ATC Group: V09I Tumour detection

Fluciclovine ¹⁸F is a synthetic amino acid which is transported across mammalian cell membranes by amino acid transporters such as LAT-1 and ASCT2. The activities of LAT-1 and ASCT2 are known to be upregulated in prostate cancer, providing a mechanism for the enhanced accumulation of fluciclovine ¹⁸F in prostate cancer. Fluciclovine ¹⁸F is indicated for Positron Emission Tomography (PET) imaging to detect recurrence of prostate cancer.

Fludeoxyglucose F18 is a glucose analog that concentrates in cells that rely upon glucose as an energy source, or in cells whose dependence on glucose increases under pathophysiological conditions. Fludeoxyglucose F18 is used to assess glucose metabolism. It is a positron emitting radiopharmaceutical that is used for diagnostic purposes in conjunction with positron emission tomography (PET) imaging.

Fluorodopa F18 is a radioactive diagnostic agent used in PET imaging. In dopaminergic nerve terminals in the brain, fluorodopa (FDOPA) F18 is decarboxylated by amino acid decarboxylase to fluorodopamine (FDA) F18 and stored in presynaptic vesicles in the brain. The accumulation of F18 FDA in the striatum is visually detected in the PET scan.

Fluoroestradiol ¹⁸F binds estrogen receptor (ER) and is indicated for use with positron emission tomography (PET imaging) for characterization of ER status of known or suspected metastatic lesions in patients with confirmed ER-positive breast cancer.

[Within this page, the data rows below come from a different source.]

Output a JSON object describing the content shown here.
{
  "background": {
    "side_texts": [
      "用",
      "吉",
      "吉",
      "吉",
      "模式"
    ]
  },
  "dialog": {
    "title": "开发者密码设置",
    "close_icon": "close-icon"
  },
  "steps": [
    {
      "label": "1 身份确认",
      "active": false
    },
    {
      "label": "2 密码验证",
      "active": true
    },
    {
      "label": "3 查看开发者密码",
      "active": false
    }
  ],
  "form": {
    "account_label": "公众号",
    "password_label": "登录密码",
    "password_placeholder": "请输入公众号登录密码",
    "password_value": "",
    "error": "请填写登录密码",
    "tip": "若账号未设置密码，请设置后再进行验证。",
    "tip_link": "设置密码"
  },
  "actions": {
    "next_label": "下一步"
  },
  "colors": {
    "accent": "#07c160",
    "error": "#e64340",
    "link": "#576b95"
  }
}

Gallium ⁶⁸Ga edotreotide binds to somatostatin receptors, with highest affinity (K_i = 2.5 ± 0.5 nanomolar) for subtype 2 receptors (sstr2). Gallium ⁶⁸Ga edotreotide binds to cells that express somatostatin receptors including malignant neuroendocrine cells, which overexpress sstr2 receptors.

Indium(111In)pentetreotide specifically binds to receptors for somatostatin. After radiolabelling pentetreotide with indium( 111In)chloride, the solution obtained is indicated for use as adjunct in the diagnosis and management of receptor bearing gastro-entero-pancreatic neuroendocrine (GEP) tumours and carcinoid tumours, by aiding in their localisation.

Iobenguane is similar in structure to the antihypertensive drug guanethedine and to the neurotransmitter norepinephrine (NE). Iobenguane is, therefore, largely subject to the same uptake and accumulation pathways as NE. Iobenguane accumulates in adrenergically innervated tissues such as the adrenal medulla, salivary glands, heart, liver, spleen and lungs as well as tumors derived from the neural crest. By labeling iobenguane with the isotope iodine 123, it is possible to obtain scintigraphic images of the organs and tissues in which the radiopharmaceutical accumulates.

Piflufolastat (¹⁸F) is a selective secondgeneration fluorine-18-labeled small-molecule PSMA inhibitor. Based on the intensity of the signals, PET images obtained using piflufolastat (¹⁸F) indicate the presence of PSMA expressing tissues.

Sodium fluoride F18 is a radioactive diagnostic agent for positron emission tomography (PET) indicated for imaging of bone to define areas of altered osteogenic activity. Increased fluoride F18 ion deposition in bone can occur in areas of increased osteogenic activity during growth, infection, malignancy (primary or metastatic) following trauma, or inflammation of bone.

Technetium ⁹⁹ᵐTc hynic-octreotide is for diagnostic use only. Technetium (^99mTc) labelled EDDA/HYNIC-TOC binds with high affinity to somatostatin receptor subtypes 2 and 5, also to subtype 3 but with lesser affinity.

Technetium ⁹⁹ᵐTc tilmanocept is a receptor-targeted radiopharmaceutical that is designed to rapidly transit lymphatic vessels; it biotargets, accumulates, and is retained in primary, key predictive, draining lymph nodes (sentinel lymph nodes).